The Guild leadership renewal is ordinarily a students’ affair, but many of the contestants run as flag bearers of established political parties in the country, inviting external lobbying and resourcing at the university.
The Guild presidency is itself a coveted position as it places one in-charge of advancing the agenda and welfare of more than 30,000 students as well as apex engagement about the institution’s leadership and governance.
Due to these varied and often politically charged interests, external interference with guild polls has persisted, on occasions sucking in state security and intelligence operatives.
In a statement issued Thursday night, NUP candidate Alionzi, more popularly called Dangote, claimed that supporters of his FDC rival attacked his followers unprovoked.
“After my campaign event at Northcote (Nsibirwa Hall) parking lot, I invited my supporters to join me for a rally organised by the [Guild] Electoral Commission at the Rugby Grounds,” he noted.

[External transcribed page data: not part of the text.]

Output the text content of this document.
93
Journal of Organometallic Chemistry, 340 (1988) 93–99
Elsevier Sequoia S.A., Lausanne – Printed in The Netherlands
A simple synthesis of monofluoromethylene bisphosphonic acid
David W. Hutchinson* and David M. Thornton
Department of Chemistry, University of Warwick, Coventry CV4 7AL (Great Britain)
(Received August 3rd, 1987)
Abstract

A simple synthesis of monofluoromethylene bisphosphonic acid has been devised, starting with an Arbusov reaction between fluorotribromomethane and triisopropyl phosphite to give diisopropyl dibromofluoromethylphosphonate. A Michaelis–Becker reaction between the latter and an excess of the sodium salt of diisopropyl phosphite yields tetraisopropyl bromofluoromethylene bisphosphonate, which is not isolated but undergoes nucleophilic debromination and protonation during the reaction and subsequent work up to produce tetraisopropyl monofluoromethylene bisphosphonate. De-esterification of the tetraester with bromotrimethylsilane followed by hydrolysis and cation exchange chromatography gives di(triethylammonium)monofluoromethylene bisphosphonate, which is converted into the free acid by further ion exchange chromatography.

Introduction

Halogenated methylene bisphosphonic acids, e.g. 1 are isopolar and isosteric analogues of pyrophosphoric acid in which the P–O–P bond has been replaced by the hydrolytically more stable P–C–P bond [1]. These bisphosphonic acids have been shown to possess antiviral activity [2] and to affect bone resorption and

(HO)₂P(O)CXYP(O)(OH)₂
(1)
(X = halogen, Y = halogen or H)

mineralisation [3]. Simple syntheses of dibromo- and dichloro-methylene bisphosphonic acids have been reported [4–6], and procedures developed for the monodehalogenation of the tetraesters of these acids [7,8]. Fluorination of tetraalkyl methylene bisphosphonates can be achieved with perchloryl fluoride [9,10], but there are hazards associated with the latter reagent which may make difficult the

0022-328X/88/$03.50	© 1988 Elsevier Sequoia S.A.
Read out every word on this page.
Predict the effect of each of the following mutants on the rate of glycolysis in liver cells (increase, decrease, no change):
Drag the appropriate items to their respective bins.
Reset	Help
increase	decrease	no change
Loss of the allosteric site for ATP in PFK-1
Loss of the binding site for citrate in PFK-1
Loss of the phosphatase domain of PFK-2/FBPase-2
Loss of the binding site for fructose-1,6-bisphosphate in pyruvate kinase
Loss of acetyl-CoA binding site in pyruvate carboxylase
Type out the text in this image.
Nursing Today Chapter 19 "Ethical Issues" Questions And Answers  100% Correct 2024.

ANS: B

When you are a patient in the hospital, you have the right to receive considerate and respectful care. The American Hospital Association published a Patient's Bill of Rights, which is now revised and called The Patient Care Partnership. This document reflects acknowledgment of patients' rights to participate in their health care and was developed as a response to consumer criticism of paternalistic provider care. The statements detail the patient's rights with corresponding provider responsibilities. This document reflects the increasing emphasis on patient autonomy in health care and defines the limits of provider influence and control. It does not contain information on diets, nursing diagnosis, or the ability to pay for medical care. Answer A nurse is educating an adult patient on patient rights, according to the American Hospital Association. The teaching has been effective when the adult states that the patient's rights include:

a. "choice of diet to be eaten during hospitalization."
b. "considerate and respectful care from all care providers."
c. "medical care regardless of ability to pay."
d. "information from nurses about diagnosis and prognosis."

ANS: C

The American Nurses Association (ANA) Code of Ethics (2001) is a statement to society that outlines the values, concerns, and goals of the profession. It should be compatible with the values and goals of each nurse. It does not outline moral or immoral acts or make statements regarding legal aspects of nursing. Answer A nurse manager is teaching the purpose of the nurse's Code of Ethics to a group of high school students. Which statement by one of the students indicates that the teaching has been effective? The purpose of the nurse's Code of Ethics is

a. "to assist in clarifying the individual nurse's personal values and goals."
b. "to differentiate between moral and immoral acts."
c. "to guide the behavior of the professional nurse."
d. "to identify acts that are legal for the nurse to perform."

Alionzi spoke at the rally and aimed to storm nearby hostels to get undecided voters to turn up in record numbers to vote for him today, before the University Council put the vote off indefinitely.
“On our way out of the Rugby Grounds and in full glare of all, my campaign team and supporters were attacked by Mitchell Hall students that were moving with the FDC camp. They went ahead to throw stones and bottles [at us] for reasons unknown to us … [and] violently disperse[d] everyone at the grounds,” he wrote.
We could not independently verify this account, including accusations that law enforcers present simply looked on.
Makerere University Council is due to hold an emergency session today to discuss the campaign lawlessness on campus that resulted in the death of a student of UCU.
https://twitter.com/Makerere/status/1547880694923157506?s=20&t=4lKrrH1pv3vLbGgMkfpB6A
As news of the chaos spread, and fears grew of more anarchy, the military raced to reinforce police on the ground. The security forces in the immediate aftermath only allowed access to campus to university ID holders, but relaxed the restriction after restoring relative calm by 7:30pm.
Columns of soldiers could be seen patrolling streets at the university, and sizeable numbers of the combined forces massed at halls of residences where it was feared trouble could brew in the dark.
In a statement, UCU Law Society Speaker for Kampala Chapter, Bill Kumbaine, described the deceased Bewatte as a “friendly soul, brilliant mind and a promising lawyer in the making”.
“To many, he has been a friend, a brother, a classmate and a [brother’s] keeper,” he wrote.
Yesterday’s final rally was dubbed high stakes and well attended in part because top city musicians were expected to headline it.